Als sie jedoch an diesem Mittwochnachmittag wieder Badminton spielte, dieses Mal mit ihrer Kindheitsfreundin Naomi, bemerkte sie, während sie gerade den Ball aufhob, wieder eine Gestalt hinter dem Stahlzaun des Sportgeländes und natürlich war ihr gleich klar, um wen es sich handeln musste, auch wenn sie durch das Gitter nicht besonders viel erkennen konnte. 
Was zum Teufel soll das?, fragte sie sich irritiert.
„Was ist denn los?“, wollte Naomi da wissen und drehte sich ebenfalls zu Yuma um, als sie Harumis Blick bemerkte. „Kennst du den da?“, fragte sie dann, nachdem sie an das Netz herangetreten war und sich von Harumi den Federball geben ließ. 
„Wie lange steht der da schon?“, fragte Harumi zurück. 
Naomi zuckte mit den Schultern. „Seit fünfzehn Minuten oder so.“ 
Harumi seufzte. Wo bin ich da nur reingeraten?
„Wer ist das?“, wollte Harumis Freundin neugierig wissen. 
„Ein Freund … aus meiner Schule“, erwiderte Harumi und versuchte, dabei nicht zu gequält zu klingen. Ich werde doch nicht noch was vergessen haben, das er mir jetzt ganz selbstlos hinterhertragen kann, oder?, dachte sie unterdessen genervt. 
„Nur ein Freund?“, hakte Naomi interessiert nach. 
Harumi nahm wieder einige Schritte Abstand vom Netz, Naomis Nachfrage verwunderte sie nicht im geringsten. „Ja, nur ein Freund“, bestätigte das Mädchen gelassen. Und eigentlich nicht mal das, versetzte sie gedanklich düster und bedeutete ihrer Freundin, dass diese das Spiel wieder aufnehmen sollte. 
Nach einem kurzen Schlagabtausch war Harumi diejenige, die den Aufschlag hatte, schon nach wenigen Sekunden des Spielens hatte sie einen blitzschnellen Smash hingelegt, den Naomi nicht mehr hatte verhindern können. 
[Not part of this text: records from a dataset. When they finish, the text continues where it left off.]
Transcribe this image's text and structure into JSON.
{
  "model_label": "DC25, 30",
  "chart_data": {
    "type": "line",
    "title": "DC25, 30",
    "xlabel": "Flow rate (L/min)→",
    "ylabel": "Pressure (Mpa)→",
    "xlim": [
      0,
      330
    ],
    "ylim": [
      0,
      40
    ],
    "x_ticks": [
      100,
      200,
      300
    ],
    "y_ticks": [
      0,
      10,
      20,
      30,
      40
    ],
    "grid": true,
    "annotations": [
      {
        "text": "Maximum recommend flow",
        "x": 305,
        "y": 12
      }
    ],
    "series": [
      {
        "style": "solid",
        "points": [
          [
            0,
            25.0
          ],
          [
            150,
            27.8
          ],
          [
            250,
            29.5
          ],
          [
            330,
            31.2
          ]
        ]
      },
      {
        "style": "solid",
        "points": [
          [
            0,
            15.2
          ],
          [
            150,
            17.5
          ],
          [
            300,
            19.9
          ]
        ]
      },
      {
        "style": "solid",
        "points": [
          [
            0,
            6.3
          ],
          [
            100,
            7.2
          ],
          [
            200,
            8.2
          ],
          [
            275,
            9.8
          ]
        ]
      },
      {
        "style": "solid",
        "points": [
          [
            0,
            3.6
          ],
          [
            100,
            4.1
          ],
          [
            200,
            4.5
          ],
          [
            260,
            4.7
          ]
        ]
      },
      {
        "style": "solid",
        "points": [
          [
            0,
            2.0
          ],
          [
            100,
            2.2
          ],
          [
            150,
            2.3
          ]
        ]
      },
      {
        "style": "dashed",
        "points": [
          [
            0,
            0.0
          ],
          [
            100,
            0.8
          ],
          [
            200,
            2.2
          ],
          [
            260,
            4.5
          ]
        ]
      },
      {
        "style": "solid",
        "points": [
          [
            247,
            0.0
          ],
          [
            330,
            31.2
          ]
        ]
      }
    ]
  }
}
„Willst du nicht mal zu ihm hingehen?“, fragte Naomi schließlich verwundert, als nun sie Harumi den Ball reichte. 
Harumi schüttelte nur den Kopf. „Wenn’s was Wichtiges wäre, wüssten wir’s schon“, meinte sie und schmunzelte. „Jetzt muss er sich gedulden, bis wir beide fertig sind.“
Naomi erwiderte ihr Lächeln verschmitzt und sie nahmen das Spiel wieder auf. Letztendlich entschied Harumi das Match nach weiteren zwanzig Minuten für sich. 
„Das war super“, meinte Naomi und gab Harumi sowohl Schläger als auch Ball. Dann nahm sie ihre Wasserflasche und ging zum Tor, Harumi folgte ihr. 
Kurz bevor die andere Sportlerin das Tor erreichte, hielt Harumi sie an der Schulter zurück. „Geh’ schon mal vor, ich denke, wir beide haben hier noch etwas zu bereden.“ Sie sah zu Yuma, der ihren Blick eindringlich erwiderte, jedoch war seine Mimik nicht zu entschlüsseln. 
„Okay“, sagte Naomi und winkte, und als sie nach draußen trat, grüßte sie Yuma kurz und lief dann zügig in die Sporthalle, zu der der Sportplatz gehörte. 
Harumi unterdessen blieb vor Yuma stehen und sah zu ihm auf. „Hey“, meinte sie ganz unverfänglich, fast als wären sie wirklich Freunde. „Was gibt’s?“
„Machst du viel Sport?“, wollte er statt einer Begrüßung wissen. 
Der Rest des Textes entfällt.